Pterosaur body mass estimates from three-dimensional mathematical slicing

Body masses for 14 species of pterosaur spanning four orders of magnitude were estimated using three-dimensional, digital models. The modeled taxa comprised seven paraphyletic 'rhamphorhynchoids': Anurognathus ammoni, Dimorphodon macronyx, Eudimorphodon ranzii, Jeholopterus ningchengensis, Preondactylus buffarinii, Rhamphorhynchus muensteri, and Sordes pilosus; and seven pterodactyloids: Anhanguera santanae, Dsungaripterus weii, Pteranodon longiceps, Pterodaustro guinazui, Pterodactylus sp., Quetzalcoatlus northropi, Tupuxuara longicristatus. The reliability of the mass estimation methods were tested with equivalent models of six extant species of bird with masses that spanned three orders of magnitude. The close agreement between model bird mass estimates and those of the living forms provides a level of confidence in the results obtained for the extinct pterosaurs. The masses of the axial body regions (tail, trunk, neck, head), limbs, and patagia of the pterosaurs were individually estimated and distinct differences in relative body proportions were found between species.
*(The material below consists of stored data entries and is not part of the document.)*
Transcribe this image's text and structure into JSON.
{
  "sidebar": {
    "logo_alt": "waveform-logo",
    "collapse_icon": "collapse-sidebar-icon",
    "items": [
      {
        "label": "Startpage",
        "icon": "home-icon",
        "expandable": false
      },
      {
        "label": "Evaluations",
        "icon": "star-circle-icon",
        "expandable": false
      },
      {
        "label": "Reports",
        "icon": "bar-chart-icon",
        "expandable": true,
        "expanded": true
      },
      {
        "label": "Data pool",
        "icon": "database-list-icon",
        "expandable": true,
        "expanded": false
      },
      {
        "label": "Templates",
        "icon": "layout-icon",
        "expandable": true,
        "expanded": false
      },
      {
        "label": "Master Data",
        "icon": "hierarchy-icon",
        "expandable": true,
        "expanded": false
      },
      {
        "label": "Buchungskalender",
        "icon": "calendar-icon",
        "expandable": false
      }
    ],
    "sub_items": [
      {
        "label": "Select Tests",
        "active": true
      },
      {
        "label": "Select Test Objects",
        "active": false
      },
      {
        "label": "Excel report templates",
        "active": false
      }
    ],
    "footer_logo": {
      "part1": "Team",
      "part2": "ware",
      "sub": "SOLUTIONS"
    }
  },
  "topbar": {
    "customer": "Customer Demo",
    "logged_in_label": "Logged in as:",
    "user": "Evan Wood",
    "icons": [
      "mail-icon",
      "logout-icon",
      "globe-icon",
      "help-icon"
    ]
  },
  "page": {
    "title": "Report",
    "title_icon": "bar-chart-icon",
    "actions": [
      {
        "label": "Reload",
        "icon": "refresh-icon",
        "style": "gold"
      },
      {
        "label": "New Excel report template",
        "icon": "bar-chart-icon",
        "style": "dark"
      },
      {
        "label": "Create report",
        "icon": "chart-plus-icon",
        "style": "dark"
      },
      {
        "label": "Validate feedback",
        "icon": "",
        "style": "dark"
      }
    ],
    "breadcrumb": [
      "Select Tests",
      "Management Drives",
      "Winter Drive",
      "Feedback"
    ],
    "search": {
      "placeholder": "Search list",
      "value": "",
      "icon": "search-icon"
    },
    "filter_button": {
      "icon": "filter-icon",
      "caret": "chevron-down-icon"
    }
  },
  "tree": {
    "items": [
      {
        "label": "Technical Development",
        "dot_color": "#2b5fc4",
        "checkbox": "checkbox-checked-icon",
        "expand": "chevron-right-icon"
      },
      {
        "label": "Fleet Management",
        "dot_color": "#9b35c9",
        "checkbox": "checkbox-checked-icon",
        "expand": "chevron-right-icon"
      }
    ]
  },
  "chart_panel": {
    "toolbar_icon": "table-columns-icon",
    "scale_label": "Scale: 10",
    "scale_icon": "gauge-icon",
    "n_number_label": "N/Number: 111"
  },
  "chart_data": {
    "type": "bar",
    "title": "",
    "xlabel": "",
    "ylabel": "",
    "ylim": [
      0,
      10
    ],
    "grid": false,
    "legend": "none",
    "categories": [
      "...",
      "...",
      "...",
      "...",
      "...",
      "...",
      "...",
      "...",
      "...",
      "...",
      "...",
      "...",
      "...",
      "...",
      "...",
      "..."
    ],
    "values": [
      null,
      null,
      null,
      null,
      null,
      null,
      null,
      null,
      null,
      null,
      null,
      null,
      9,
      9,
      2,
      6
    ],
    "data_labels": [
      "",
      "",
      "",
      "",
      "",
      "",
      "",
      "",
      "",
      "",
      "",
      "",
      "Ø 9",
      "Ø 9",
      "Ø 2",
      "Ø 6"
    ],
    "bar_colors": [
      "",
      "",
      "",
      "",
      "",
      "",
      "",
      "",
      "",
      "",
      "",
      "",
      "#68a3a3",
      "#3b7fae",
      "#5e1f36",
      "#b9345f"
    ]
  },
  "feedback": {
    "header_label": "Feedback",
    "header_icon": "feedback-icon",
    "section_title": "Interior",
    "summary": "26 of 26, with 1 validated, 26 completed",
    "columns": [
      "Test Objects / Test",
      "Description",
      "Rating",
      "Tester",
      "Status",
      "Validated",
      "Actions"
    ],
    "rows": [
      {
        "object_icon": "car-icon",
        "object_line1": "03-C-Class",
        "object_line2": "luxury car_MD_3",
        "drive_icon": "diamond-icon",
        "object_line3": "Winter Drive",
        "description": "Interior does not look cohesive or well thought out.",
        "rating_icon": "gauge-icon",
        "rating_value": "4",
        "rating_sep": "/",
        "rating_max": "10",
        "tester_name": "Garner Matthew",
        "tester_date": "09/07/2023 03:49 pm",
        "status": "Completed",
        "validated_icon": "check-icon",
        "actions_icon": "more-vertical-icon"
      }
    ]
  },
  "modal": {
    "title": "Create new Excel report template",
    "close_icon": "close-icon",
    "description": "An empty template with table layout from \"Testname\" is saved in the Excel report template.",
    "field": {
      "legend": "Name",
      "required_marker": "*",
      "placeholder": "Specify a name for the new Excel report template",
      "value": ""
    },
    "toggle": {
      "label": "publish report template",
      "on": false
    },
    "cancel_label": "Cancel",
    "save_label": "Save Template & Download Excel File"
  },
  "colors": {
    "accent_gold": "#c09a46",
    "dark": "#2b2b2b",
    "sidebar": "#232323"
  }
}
Allometric relationships between body length and wingspan and body mass were derived for 'rhamphorhynchoids' and pterodactyloids to facilitate the estimation of body masses for other pterosaurs known from incomplete material, and these relationships also highlight differences in phyletic shape change between the two groups. The estimated mass for the largest pterosaur known, Quetzalcoatlus northropi, exceeds the previous highest estimates by more than 100%, and it is argued that this extremely large pterosaur is better interpreted as a secondarily flightless form.